The course of the game is affected by whether it is played remotely or together. If it is designed to be played together, you can use props. This is unlikely in the case when it comes to remote playing. The number of players also has an impact on design. You should consider whether the feedback is given face to face, in writing, or if there will be a separate debriefing for feedback.
The duration of the game is rarely known during the planning stage. This is why you should consider how much time can be used for playing. The difficulty of the game should be thought about while designing. Do you want a quick and easy game or one with some challenge?
Game tasks must be designed according to the target audience. You should employ audiovisual materials, like images, videos, and sounds, when designing tasks. These will make the game more interesting.
Videos and sounds do not need to be professional – you can make them yourself. The message is what matters, not how elaborately they are made. An ordinary cell phone suffices, resulting in an easily designed, implemented, and played game.
It is also worthwhile to consider if the content of the game can be used later in other contexts. The same game can work from one year to another, so it will not be a one-time project that gets left to collect dust.

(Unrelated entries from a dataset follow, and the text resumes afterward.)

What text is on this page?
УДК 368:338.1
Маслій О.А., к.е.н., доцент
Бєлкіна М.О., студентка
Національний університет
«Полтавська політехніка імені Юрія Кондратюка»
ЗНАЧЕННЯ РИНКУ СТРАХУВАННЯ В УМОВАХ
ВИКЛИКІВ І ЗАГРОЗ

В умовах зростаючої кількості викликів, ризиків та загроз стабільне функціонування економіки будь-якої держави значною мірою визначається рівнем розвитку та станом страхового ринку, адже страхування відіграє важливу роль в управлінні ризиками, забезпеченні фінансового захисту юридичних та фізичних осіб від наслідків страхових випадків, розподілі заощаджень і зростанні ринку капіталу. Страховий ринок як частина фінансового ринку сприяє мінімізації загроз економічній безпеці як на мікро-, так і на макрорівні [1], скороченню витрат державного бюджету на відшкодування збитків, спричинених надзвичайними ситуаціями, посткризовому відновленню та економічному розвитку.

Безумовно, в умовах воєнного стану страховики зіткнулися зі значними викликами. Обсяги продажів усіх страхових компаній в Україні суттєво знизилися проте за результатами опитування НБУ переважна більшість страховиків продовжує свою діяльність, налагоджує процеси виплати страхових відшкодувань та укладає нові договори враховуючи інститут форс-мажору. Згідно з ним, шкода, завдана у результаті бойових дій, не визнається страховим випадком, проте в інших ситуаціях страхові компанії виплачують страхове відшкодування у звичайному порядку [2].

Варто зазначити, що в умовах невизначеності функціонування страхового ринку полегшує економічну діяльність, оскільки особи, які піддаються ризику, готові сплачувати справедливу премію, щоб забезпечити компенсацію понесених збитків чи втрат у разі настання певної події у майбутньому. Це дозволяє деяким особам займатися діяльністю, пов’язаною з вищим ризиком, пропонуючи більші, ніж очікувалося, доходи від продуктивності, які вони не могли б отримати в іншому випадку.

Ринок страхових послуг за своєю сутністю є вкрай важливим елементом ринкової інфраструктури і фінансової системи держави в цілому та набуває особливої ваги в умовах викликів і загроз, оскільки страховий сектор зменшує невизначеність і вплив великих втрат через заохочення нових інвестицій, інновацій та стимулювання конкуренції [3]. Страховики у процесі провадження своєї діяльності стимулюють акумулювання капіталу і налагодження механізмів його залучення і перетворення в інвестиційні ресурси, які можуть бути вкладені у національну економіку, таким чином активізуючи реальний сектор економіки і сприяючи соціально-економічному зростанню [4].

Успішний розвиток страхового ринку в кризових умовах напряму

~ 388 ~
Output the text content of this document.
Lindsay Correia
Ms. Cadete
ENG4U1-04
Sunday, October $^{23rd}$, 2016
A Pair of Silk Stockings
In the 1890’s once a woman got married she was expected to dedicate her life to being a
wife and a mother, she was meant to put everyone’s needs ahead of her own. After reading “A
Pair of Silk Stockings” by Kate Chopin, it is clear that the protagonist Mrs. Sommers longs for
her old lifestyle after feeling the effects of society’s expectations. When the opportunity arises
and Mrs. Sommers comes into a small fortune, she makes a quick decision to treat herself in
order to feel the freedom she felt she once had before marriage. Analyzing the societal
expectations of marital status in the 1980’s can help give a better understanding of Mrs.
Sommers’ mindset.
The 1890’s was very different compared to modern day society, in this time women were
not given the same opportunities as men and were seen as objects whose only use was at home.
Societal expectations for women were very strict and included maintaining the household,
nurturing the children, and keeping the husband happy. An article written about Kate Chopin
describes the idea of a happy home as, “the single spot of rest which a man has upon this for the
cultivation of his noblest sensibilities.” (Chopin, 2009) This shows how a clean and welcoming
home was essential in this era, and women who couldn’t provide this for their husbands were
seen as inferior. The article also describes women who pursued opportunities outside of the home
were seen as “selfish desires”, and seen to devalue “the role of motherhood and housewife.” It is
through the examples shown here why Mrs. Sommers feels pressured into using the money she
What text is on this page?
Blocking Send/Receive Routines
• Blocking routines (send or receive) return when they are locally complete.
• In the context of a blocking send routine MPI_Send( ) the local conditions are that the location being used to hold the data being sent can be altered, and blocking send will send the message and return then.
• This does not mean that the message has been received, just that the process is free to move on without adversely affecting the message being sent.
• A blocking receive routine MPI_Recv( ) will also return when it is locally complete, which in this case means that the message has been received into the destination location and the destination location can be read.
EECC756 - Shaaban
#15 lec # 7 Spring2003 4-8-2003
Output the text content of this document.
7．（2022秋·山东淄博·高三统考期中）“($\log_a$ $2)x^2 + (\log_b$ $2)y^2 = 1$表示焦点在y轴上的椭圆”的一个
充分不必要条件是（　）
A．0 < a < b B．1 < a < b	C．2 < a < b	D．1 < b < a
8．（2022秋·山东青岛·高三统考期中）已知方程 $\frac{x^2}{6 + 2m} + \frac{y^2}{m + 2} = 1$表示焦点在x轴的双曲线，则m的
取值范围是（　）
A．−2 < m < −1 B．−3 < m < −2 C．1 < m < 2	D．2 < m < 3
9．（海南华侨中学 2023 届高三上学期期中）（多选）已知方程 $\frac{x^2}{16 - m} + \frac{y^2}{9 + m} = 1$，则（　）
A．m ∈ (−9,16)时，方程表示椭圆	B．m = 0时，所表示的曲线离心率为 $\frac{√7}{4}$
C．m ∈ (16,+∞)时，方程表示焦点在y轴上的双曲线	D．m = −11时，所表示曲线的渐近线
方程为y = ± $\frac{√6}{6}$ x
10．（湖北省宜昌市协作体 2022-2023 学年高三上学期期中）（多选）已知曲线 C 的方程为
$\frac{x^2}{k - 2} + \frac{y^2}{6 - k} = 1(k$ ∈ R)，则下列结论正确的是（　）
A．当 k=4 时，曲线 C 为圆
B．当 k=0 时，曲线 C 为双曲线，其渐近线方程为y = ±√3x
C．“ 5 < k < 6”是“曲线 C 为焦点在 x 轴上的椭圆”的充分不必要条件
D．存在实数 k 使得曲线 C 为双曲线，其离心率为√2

Materials created during the game can be used for marketing or other purposes. One task can involve taking photographs, which can then be used on social media. In one case, a theme park needed a name for a new ride, so the game involved a task for coming up with one.
This should not of course be the primary goal, but it is smart to consider such things during design. In this way, you can get two birds with one stone.
Important elements of game design
Game design utilizes familiar gaming elements, such as levels, scores, and cooperation, which challenge the player to progress and develop. Many are sworn supporters of the code lock.
The code lock means locking a task behind three numbers, which must be arranged in the correct order. The task gives hints. Sometimes the hints are hidden in earlier tasks, so the player needs to go back.
Another popular task is taking pictures of post-it notes. The player can be asked for example to come up with inspiring quotes on post-it notes and take pictures of them.
“What unites people? Armies? Gold? Flags? Stories. There’s nothing in the world more powerful than a good story.
Nothing can stop it. No enemy can defeat it.”
– Tyrion Lannister, Game of Thrones
Story-telling is one of if not the most impressive element of gamification. People have loved stories since the dawn of their time, gathering around the fire to hear them. There is something magical about a good story. It hooks you in.
And so do games. There must be a thread that runs through the game and takes the players from one task to another. At its simplest, it is a story around which the tasks are built. In the world of business, this could be for instance “My day in this profession”, where the player experiences different things during one day.
Game design is like putting together a puzzle. You need to have the whole picture before starting to work on the individual pieces.
The key is to think about objectives and about what people are genuinely interested in. Then the game can be designed, using familiar elements from other games. This creates the magic of the game that can be felt and that gets players excited.